The strange rules governing these two cities are revealed slowly by Miéville, as his protagonist and narrator, Inspector Tyador Borlú, investigates the discovery of the remains of a young woman found murdered in Beszel. As evidence points to her being killed in Ul Qoma and dumped in Beszel, Miéville begins to describe the lives of the citizens of these two conjoined but hostile city states.

It is here that the comparisons to Orwell and Kafka are most apt: The residents of Borlú's native Beszel are taught from birth to see only the parts of their surroundings that are Beszel – to "unsee" residents and buildings of Ul Qoma. Distinct in architecture, fashion and language, the citizens live in a shared city where to notice the other is to invoke the much feared "Breach" – a transnational security apparatus that makes sure those who don't live by the rules are never heard from again.

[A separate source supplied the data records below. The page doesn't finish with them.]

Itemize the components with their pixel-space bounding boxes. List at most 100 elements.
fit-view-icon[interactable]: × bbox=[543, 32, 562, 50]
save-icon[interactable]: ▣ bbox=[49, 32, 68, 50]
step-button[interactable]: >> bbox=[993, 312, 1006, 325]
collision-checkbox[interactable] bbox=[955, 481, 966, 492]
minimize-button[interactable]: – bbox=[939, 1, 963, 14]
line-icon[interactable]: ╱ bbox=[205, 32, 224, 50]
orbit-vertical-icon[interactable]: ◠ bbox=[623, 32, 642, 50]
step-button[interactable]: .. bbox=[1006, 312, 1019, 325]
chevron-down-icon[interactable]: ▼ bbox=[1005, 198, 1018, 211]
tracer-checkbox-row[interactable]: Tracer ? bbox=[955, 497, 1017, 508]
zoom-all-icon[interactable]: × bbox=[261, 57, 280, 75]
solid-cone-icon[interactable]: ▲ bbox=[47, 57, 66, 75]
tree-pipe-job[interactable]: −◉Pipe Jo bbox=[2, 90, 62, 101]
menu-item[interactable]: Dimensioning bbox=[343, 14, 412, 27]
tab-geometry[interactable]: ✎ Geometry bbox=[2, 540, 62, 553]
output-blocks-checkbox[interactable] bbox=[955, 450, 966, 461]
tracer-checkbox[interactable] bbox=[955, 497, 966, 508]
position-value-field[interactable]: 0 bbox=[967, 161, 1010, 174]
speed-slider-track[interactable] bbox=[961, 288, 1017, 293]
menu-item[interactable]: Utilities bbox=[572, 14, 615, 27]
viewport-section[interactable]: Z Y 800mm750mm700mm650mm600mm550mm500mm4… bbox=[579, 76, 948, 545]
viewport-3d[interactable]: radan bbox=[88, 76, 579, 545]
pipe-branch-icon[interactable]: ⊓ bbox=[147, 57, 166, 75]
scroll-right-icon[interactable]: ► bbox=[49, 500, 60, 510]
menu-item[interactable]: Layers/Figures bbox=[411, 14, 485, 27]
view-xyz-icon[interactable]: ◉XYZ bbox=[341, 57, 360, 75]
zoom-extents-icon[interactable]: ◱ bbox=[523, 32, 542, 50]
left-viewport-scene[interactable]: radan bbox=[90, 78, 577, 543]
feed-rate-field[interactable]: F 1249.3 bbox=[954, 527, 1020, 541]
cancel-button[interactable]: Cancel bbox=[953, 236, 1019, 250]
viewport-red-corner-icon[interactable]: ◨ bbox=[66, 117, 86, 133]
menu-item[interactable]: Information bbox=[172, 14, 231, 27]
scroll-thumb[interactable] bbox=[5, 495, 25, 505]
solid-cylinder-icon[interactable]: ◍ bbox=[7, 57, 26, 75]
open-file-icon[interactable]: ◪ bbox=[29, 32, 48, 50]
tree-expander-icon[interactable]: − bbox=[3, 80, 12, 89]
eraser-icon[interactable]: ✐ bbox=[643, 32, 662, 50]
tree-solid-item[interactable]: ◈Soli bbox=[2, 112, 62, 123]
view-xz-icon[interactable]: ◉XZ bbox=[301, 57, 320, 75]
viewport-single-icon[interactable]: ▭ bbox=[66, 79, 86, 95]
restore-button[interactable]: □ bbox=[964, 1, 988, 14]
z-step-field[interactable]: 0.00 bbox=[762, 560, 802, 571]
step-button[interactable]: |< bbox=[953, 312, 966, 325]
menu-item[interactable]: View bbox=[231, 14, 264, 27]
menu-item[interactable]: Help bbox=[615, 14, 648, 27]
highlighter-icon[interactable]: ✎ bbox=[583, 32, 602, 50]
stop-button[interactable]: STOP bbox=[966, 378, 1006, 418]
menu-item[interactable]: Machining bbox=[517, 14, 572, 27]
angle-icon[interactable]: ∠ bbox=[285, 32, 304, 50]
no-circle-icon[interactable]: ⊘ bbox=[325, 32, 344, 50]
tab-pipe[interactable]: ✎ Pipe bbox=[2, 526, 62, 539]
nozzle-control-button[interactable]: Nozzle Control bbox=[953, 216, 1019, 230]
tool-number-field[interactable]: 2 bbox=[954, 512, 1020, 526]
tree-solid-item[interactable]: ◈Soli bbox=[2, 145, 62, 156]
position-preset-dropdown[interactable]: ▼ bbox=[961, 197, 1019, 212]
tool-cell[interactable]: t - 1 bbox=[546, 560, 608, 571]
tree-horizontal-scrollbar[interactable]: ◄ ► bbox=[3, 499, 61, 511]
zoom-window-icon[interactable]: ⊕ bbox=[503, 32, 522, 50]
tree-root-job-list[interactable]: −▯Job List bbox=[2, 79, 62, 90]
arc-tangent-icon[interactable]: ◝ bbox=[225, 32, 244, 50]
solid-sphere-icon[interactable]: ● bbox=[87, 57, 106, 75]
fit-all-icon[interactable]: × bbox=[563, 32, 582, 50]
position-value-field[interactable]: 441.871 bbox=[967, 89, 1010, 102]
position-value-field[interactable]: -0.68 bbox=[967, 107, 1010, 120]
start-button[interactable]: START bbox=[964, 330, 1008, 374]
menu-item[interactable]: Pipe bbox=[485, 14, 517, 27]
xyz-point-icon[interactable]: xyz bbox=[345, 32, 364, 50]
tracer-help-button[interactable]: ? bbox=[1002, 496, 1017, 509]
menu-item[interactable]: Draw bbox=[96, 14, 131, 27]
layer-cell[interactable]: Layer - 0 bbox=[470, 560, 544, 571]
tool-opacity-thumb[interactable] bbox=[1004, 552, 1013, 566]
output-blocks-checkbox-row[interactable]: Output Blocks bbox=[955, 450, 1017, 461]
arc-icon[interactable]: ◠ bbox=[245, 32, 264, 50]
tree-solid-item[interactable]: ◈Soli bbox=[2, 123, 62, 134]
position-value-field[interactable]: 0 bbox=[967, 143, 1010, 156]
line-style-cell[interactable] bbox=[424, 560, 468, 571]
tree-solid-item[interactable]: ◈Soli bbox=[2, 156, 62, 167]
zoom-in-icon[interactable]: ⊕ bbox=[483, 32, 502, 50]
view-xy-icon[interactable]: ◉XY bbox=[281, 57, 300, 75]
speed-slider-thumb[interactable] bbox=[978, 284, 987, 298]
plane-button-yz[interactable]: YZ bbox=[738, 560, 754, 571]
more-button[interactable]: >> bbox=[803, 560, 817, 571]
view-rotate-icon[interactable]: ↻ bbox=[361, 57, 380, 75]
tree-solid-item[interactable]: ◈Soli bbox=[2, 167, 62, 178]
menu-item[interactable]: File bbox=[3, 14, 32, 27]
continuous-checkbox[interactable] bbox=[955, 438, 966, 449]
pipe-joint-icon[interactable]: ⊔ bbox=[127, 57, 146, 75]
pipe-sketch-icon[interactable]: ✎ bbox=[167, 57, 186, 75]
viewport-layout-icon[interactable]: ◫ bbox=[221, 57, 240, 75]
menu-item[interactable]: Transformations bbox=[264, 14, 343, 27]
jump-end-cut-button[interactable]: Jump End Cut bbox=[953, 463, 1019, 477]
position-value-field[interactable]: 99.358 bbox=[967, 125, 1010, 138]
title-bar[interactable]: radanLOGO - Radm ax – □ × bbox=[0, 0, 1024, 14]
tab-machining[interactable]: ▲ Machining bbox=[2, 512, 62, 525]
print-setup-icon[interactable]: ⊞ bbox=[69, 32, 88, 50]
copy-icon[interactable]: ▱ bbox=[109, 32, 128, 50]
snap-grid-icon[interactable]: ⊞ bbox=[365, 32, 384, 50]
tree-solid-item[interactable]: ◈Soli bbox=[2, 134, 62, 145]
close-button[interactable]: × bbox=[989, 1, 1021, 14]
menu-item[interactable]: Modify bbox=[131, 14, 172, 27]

Miéville's fleshing out of this bizarre "city and a city" – where to visit your next-door neighbor from the other city requires a passport, visa and trip to the border station in the center of town – is wonderful. Beszel and Ul Qoma seem positively real from the first paragraph.

And as with "Yiddish," Miéville's descriptions of his imagined world are woven seamlessly into the advancement of the mystery. When Borlú is sent to Ul Qoma to assist investigators on that side of the "border" with the investigation, he discovers that even the members of the Breach aren't as all-knowing as he'd believed, and there are threats to the very existence of Beszel and Ul Qoma as separate places.

While Orwell and Kafka struggled to explain how human beings might resist totalitarianism, and J.G. Ballard, an obvious Miéville influence, used his novels to argue in favor of resisting an increasingly technological future, Miéville plumbs more current themes – how to live true to oneself while resisting all those unseen forces of modern life that try to reshape us. Like Chabon and the late Italo Calvino (who addressed similar issues with similarly surreal settings), Miéville's outlook is optimistic, despite the tremendous difficulties and challenges.

Miéville has created a convincing alternate world, one with its own mythology and history, peopled with real-to-life characters. It's a superb read, one of those all-too-rare books that pulls you completely into its pages.